The road goes over 12,000 ft. high and the plows
had just cleared it in early June. They have to
cut it that clean and vertical because they are
clearing as little as possible to open the road.
I vote real, since I see roads like this in the mountain passes around here. I've personally seen 2 story high snowbanks near Zopkios Ridge on the Coquihalla highway. You mount the snowblower on the boom of a front end loader to do this. Or, you use the bucket of the front end loader to "shave" the bank and pick up the snow off the road.
Posted by Eric on Thu Apr 21, 2005 at 09:24 AM
They have snowplows that, rather than simply shoving the snow to the edge of the road, take it up and blow it out of a spout so it lands off away from the road. Something like that could clear such a path as the one in the picture. And snow can linger with temperatures up into the 40's or 50's, so that could be why the people aren't wearing winter clothing and the bus isn't all frosted.
Posted by Accipiter on Thu Apr 21, 2005 at 10:33 AM
Come on, anyone who's lived in the mountains knows this is not only possible, but true... as an example: this website of a pass near where I grew up...
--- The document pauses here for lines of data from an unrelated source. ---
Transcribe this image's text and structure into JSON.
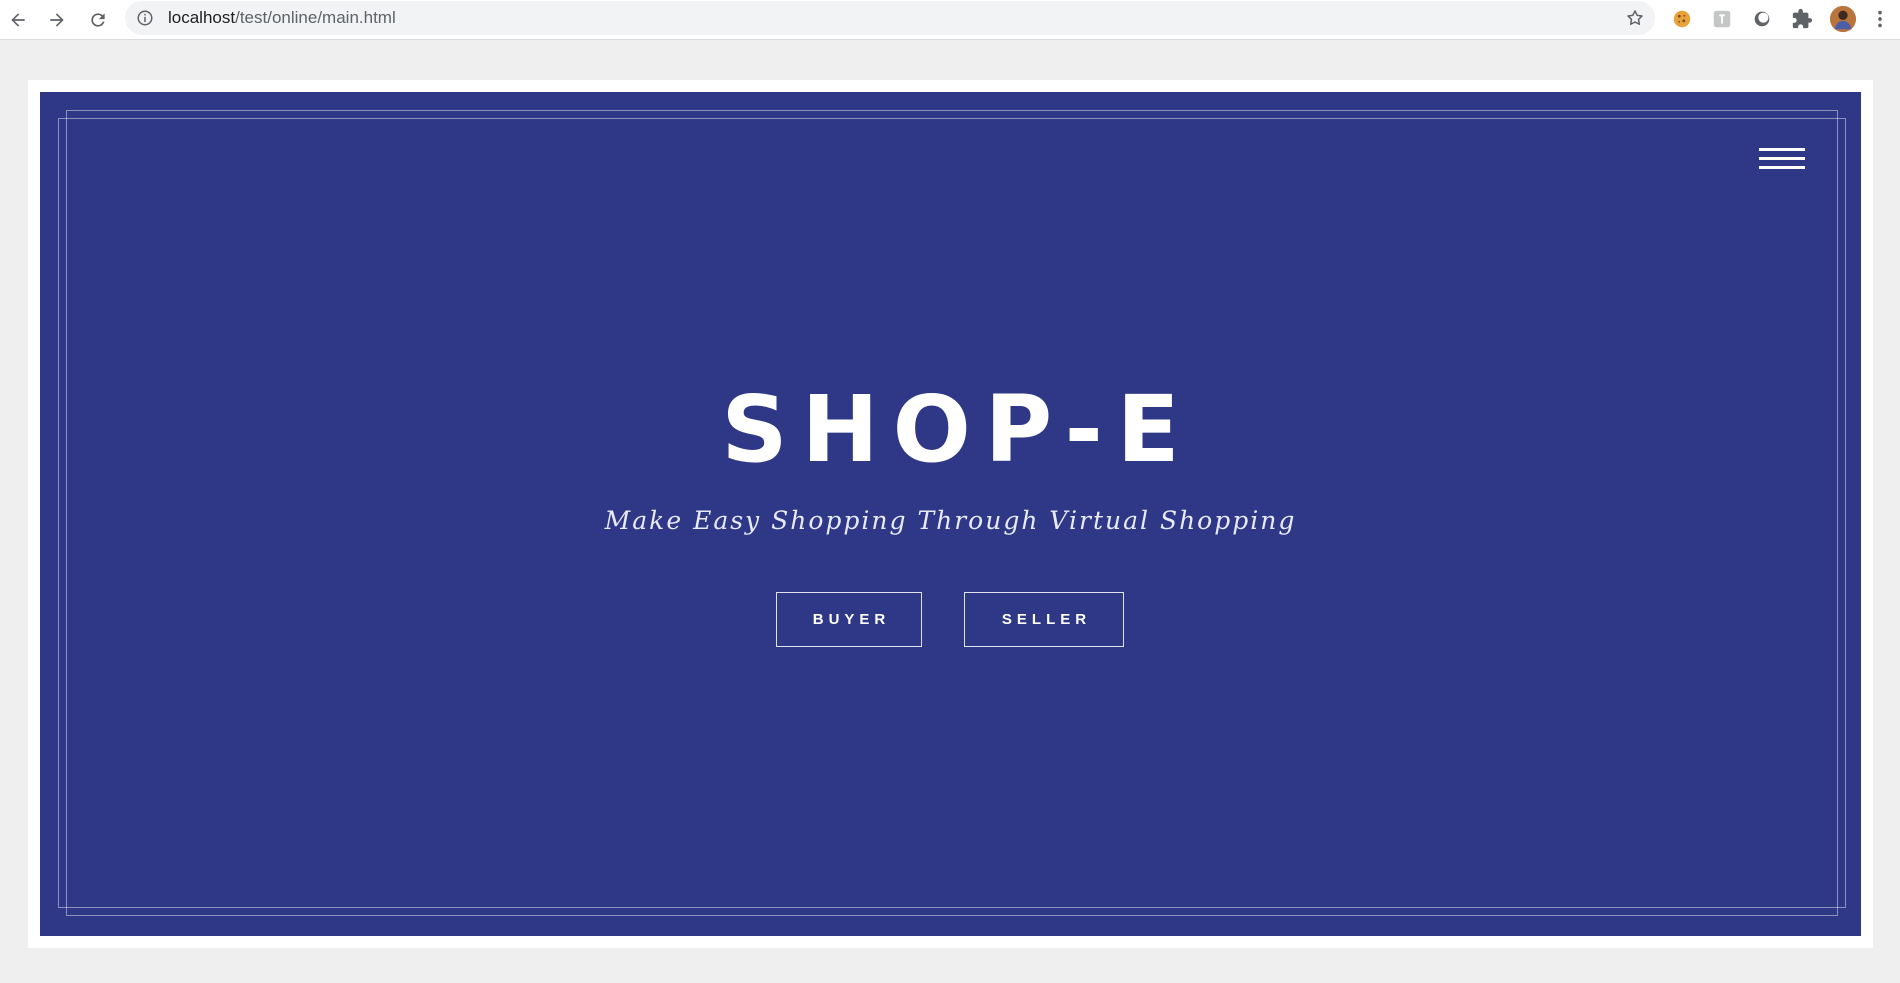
{
  "browser": {
    "url_host": "localhost",
    "url_path": "/test/online/main.html",
    "back_label": "Back",
    "forward_label": "Forward",
    "reload_label": "Reload"
  },
  "hero": {
    "title": "SHOP-E",
    "tagline": "Make Easy Shopping Through Virtual Shopping",
    "buttons": {
      "buyer": "BUYER",
      "seller": "SELLER"
    },
    "menu_icon": "hamburger-menu-icon"
  },
  "colors": {
    "hero_background": "#2e3887",
    "page_background": "#efefef",
    "text": "#ffffff"
  }
}
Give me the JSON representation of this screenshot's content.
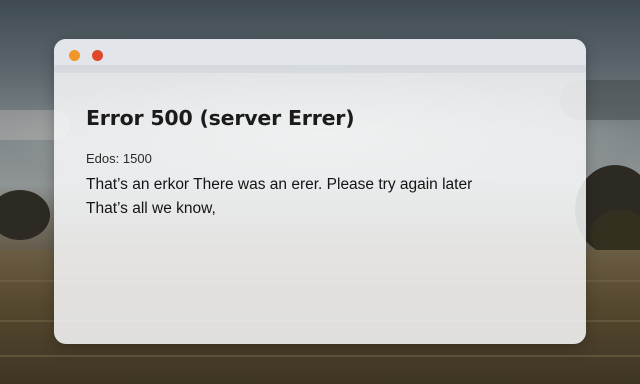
{
  "window": {
    "title": "Error 500 (server Errer)",
    "code_label": "Edos:",
    "code_value": "1500",
    "message_line1": "That’s an erkor There was an erer. Please try again later",
    "message_line2": "That’s all we know,"
  },
  "colors": {
    "close_dot": "#e0472b",
    "minimize_dot": "#f0962b",
    "window_bg": "#f8f9fa"
  }
}
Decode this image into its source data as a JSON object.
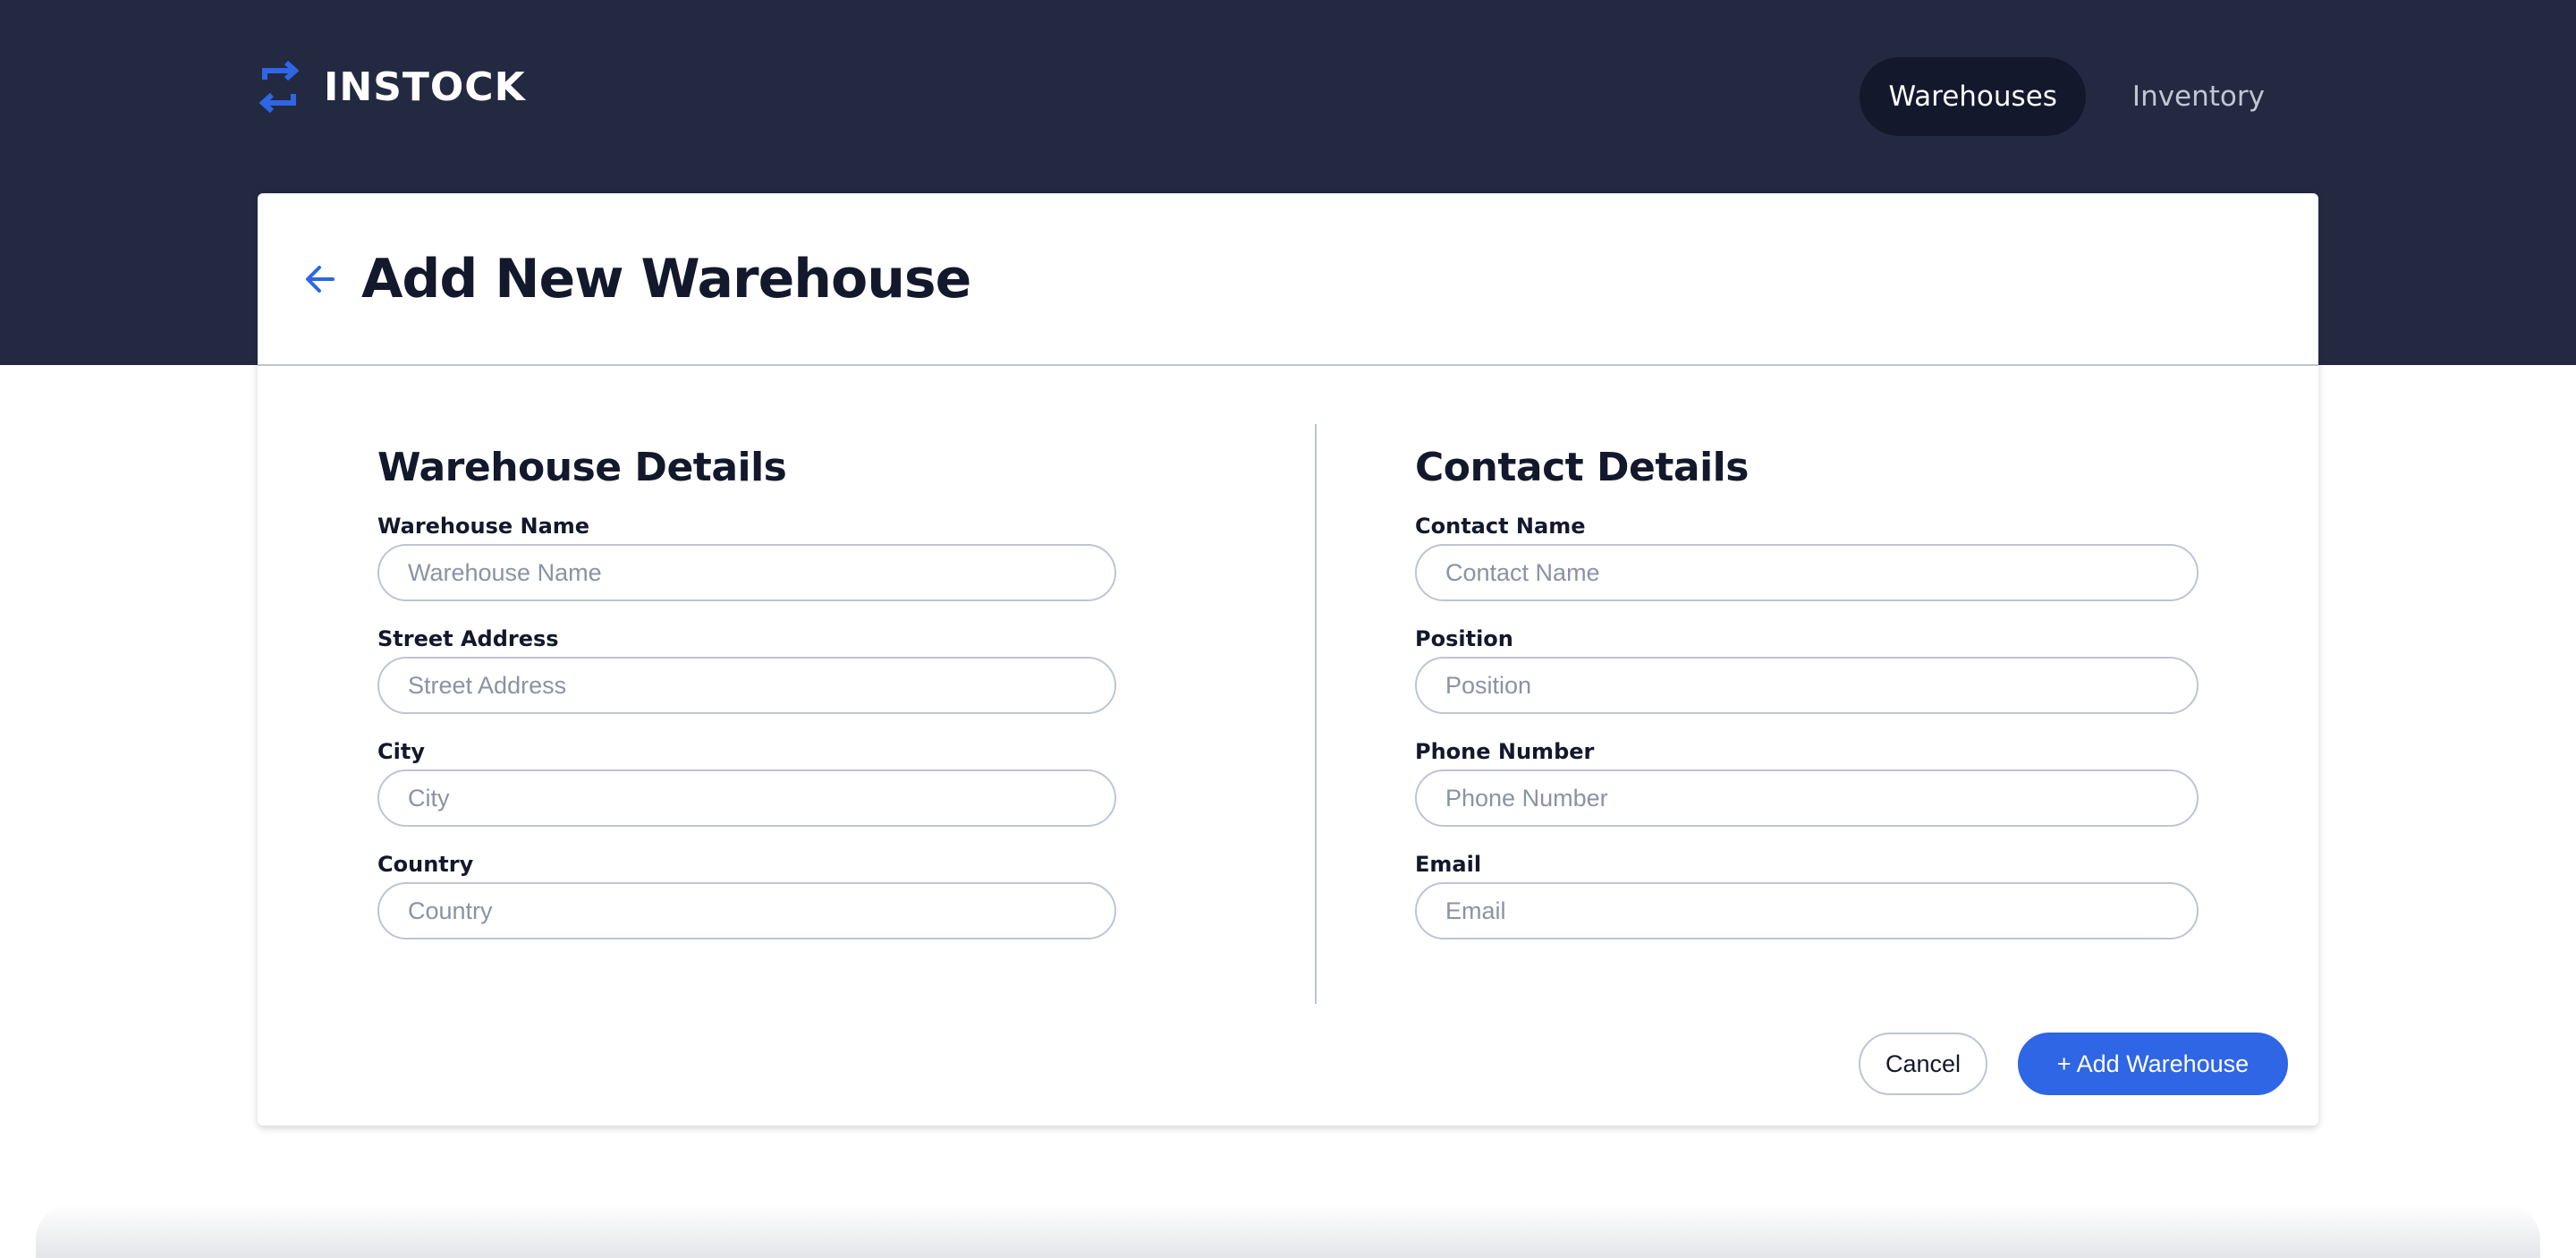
{
  "brand": {
    "name": "INSTOCK",
    "logo_icon": "swap-arrows-icon",
    "accent_color": "#2e66e5"
  },
  "nav": {
    "items": [
      {
        "label": "Warehouses",
        "active": true
      },
      {
        "label": "Inventory",
        "active": false
      }
    ]
  },
  "page": {
    "title": "Add New Warehouse",
    "back_icon": "arrow-left-icon"
  },
  "warehouse_details": {
    "title": "Warehouse Details",
    "fields": [
      {
        "label": "Warehouse Name",
        "placeholder": "Warehouse Name",
        "value": ""
      },
      {
        "label": "Street Address",
        "placeholder": "Street Address",
        "value": ""
      },
      {
        "label": "City",
        "placeholder": "City",
        "value": ""
      },
      {
        "label": "Country",
        "placeholder": "Country",
        "value": ""
      }
    ]
  },
  "contact_details": {
    "title": "Contact Details",
    "fields": [
      {
        "label": "Contact Name",
        "placeholder": "Contact Name",
        "value": ""
      },
      {
        "label": "Position",
        "placeholder": "Position",
        "value": ""
      },
      {
        "label": "Phone Number",
        "placeholder": "Phone Number",
        "value": ""
      },
      {
        "label": "Email",
        "placeholder": "Email",
        "value": ""
      }
    ]
  },
  "actions": {
    "cancel_label": "Cancel",
    "submit_label": "+ Add Warehouse"
  },
  "colors": {
    "header_bg": "#232940",
    "active_nav_bg": "#13182c",
    "text_dark": "#13182c",
    "border": "#bdc5d5"
  }
}
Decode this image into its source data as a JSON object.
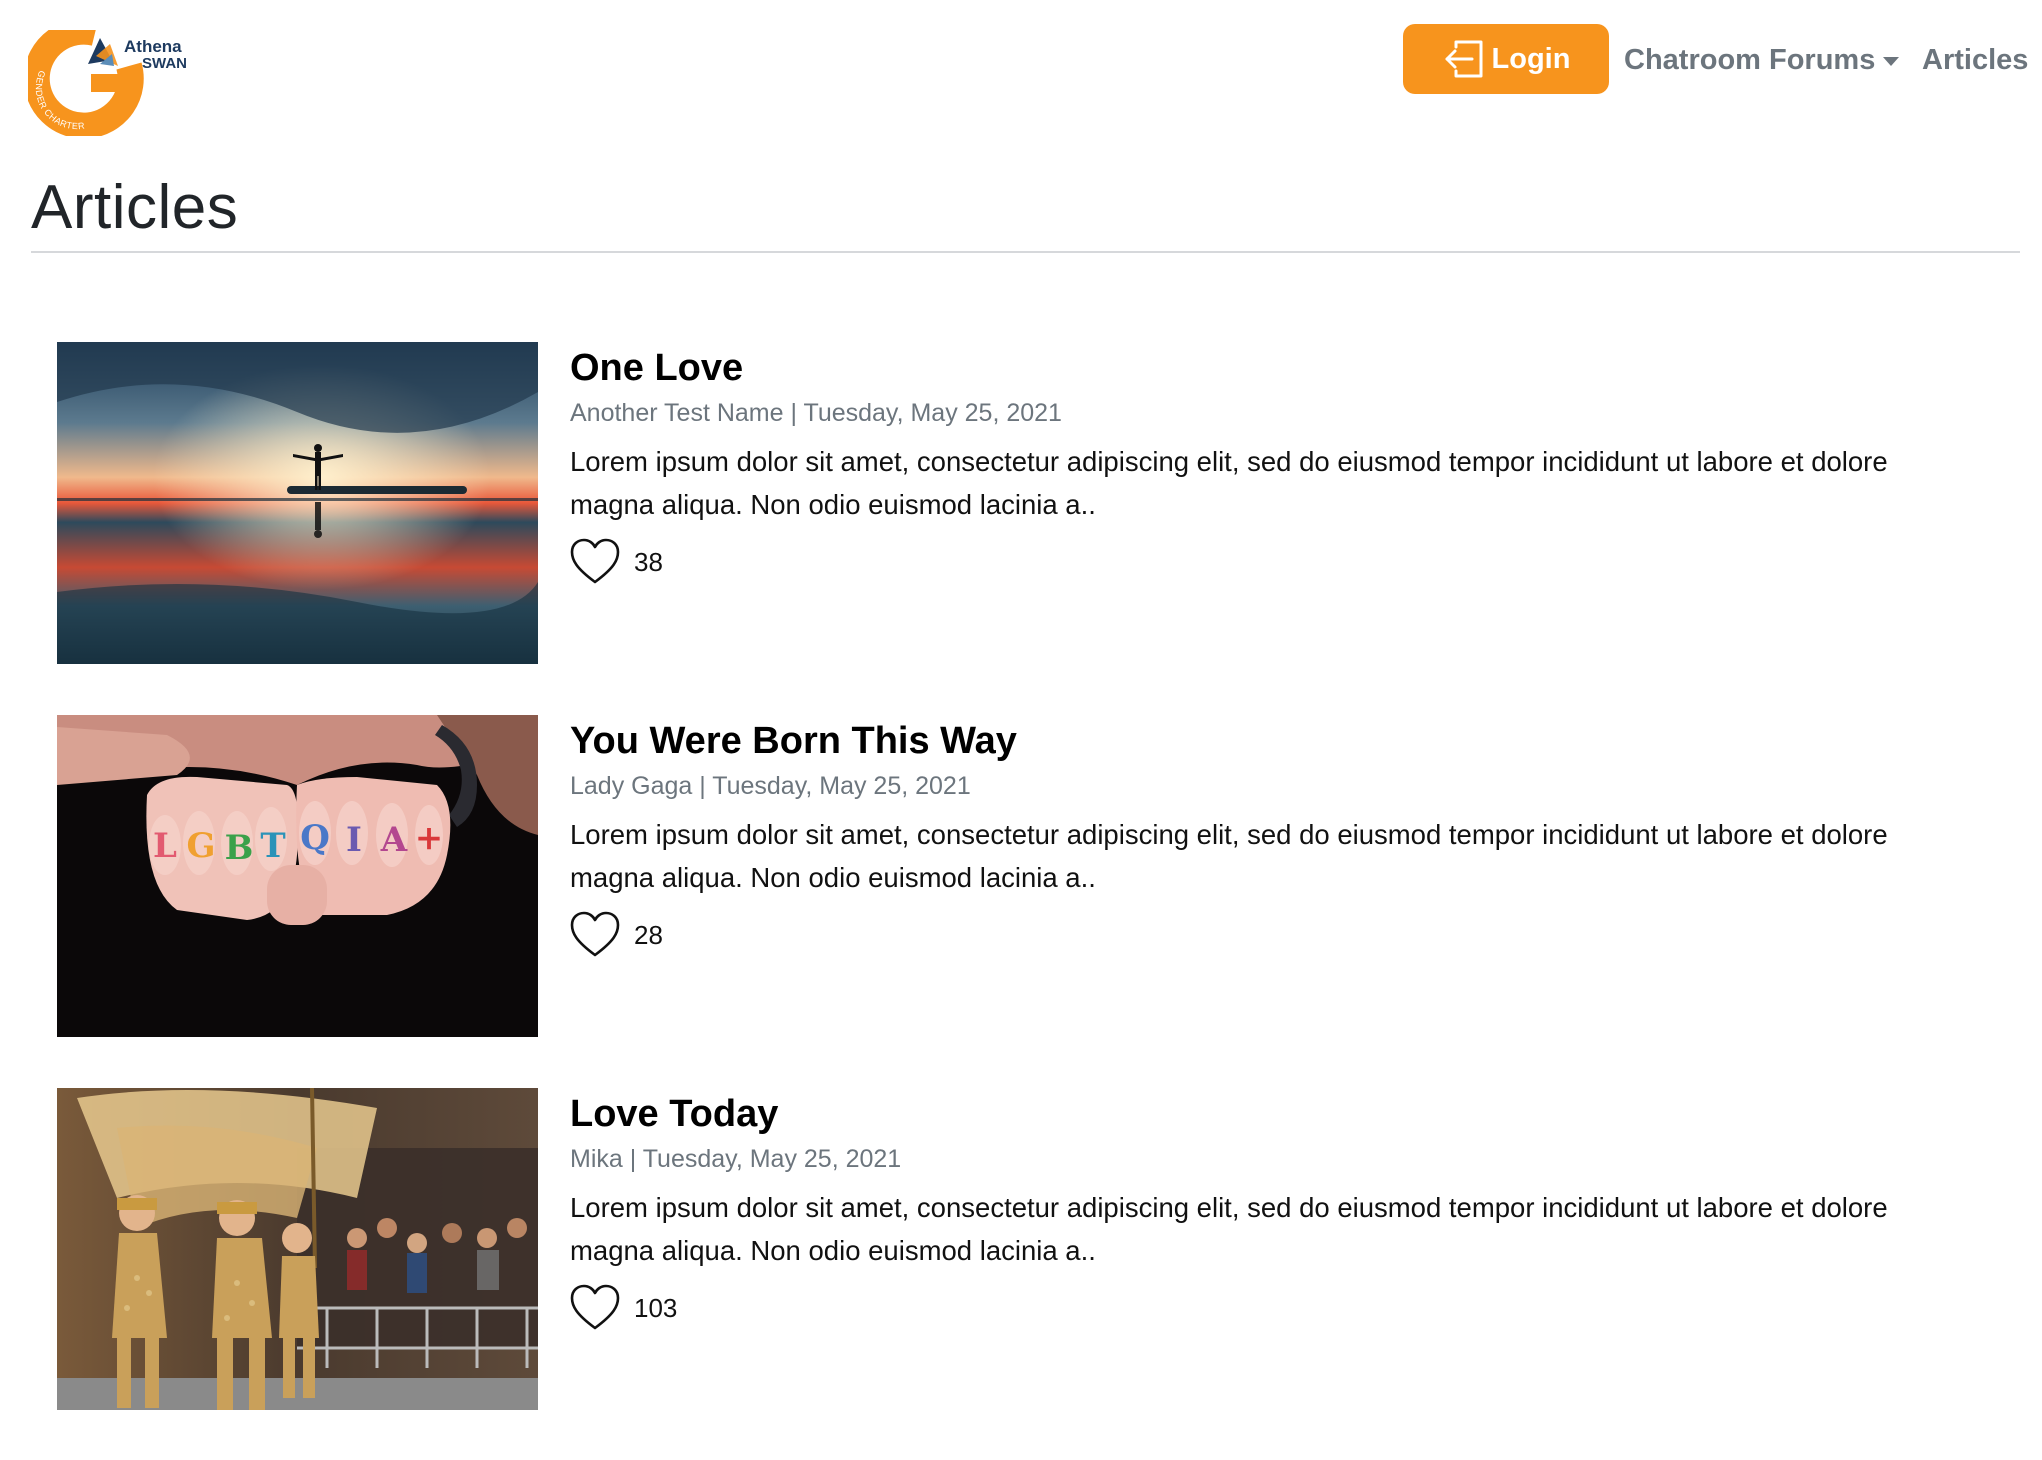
{
  "logo": {
    "line1": "Athena",
    "line2": "SWAN",
    "ring_text": "GENDER CHARTER",
    "brand_color": "#f7941d",
    "navy_color": "#1d3a5f"
  },
  "nav": {
    "login_label": "Login",
    "login_icon": "box-arrow-in-left-icon",
    "dropdown_label": "Chatroom Forums",
    "articles_label": "Articles",
    "accent_color": "#f7941d"
  },
  "page": {
    "title": "Articles"
  },
  "articles": [
    {
      "title": "One Love",
      "author": "Another Test Name",
      "date": "Tuesday, May 25, 2021",
      "meta": "Another Test Name | Tuesday, May 25, 2021",
      "excerpt": "Lorem ipsum dolor sit amet, consectetur adipiscing elit, sed do eiusmod tempor incididunt ut labore et dolore magna aliqua. Non odio euismod lacinia a..",
      "likes": "38",
      "image": "sunset-silhouette-photo"
    },
    {
      "title": "You Were Born This Way",
      "author": "Lady Gaga",
      "date": "Tuesday, May 25, 2021",
      "meta": "Lady Gaga | Tuesday, May 25, 2021",
      "excerpt": "Lorem ipsum dolor sit amet, consectetur adipiscing elit, sed do eiusmod tempor incididunt ut labore et dolore magna aliqua. Non odio euismod lacinia a..",
      "likes": "28",
      "image": "lgbtqia-knuckles-photo",
      "image_lettering": [
        "L",
        "G",
        "B",
        "T",
        "Q",
        "I",
        "A",
        "+"
      ]
    },
    {
      "title": "Love Today",
      "author": "Mika",
      "date": "Tuesday, May 25, 2021",
      "meta": "Mika | Tuesday, May 25, 2021",
      "excerpt": "Lorem ipsum dolor sit amet, consectetur adipiscing elit, sed do eiusmod tempor incididunt ut labore et dolore magna aliqua. Non odio euismod lacinia a..",
      "likes": "103",
      "image": "parade-dancers-photo"
    }
  ]
}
http://community.webshots.com/album/39171693DzFeQs
Posted by skepticjon on Thu Apr 21, 2005 at 11:49 AM
http://community.webshots.com/album/39171693DzFeQs
...But how are the walls so perfect, so high up?
Posted by Maegan on Thu Apr 21, 2005 at 12:22 PM
For one thing, the snow blowers are big... and leave a relatively even wall... for another thing, this type of snowbank is probably not just from one snowstorm, and so the driver has the way pretty much laid out for him. Not to mention that melting makes the snow even smoother.
Hell, you can see the snowbank reflected in the bus's windsheild.
Posted by skepticjon on Thu Apr 21, 2005 at 12:41 PM
Hell, you can see the snowbank reflected in the bus's windsheild.
http://www.indospectrum.com/travels/crater_lake/files/cd036_03jul04_crater_lake_64.html
Similar sight (not as tall) at Crater Lake.
Posted by Eric on Thu Apr 21, 2005 at 01:05 PM
Similar sight (not as tall) at Crater Lake.
It's real. I took a picture just like this in northern Tajikistan when I was there in 2003. I'd post picture but I'd have to go home and scan it first. The only road from the south of the country to the north of the country went through this crazy glacier. The crazy thing is that I took a picture just like this in July when the road was open. For about 8 months of the year the north and south of the country are cut off from each other by the glacier (until the new tunnel is built).
Posted by brian on Thu Apr 21, 2005 at 03:44 PM
I think it's probably real. I've seen similar banks built up from winter-long repeated snowplowing (in Alaska), but not quite that high. On a mountain road, it might get that high.
Posted by Big Gary C on Thu Apr 21, 2005 at 04:11 PM
I've seen snow like that (not that high though) up on Pike's Peak in Colorado. The best I can think to explain it is this: Say it snows 3 feet. A snow plow then comes and plows through the three feet of snow to clear the road. The road now has no snow, both sides of the road now have three feet of snow. Say the next day it snows 2 more feet. The snow plows come and clear the 2 feet off the road, but both sides of the road now have 5 feet of snow.
Posted by Saribellum on Thu Apr 21, 2005 at 05:04 PM
It looks like ice on the side of a carved out hill to make a road.
Posted by KPC on Thu Apr 21, 2005 at 05:05 PM
Repeat after me, "rotary snow plow". Yes, it gets that deep.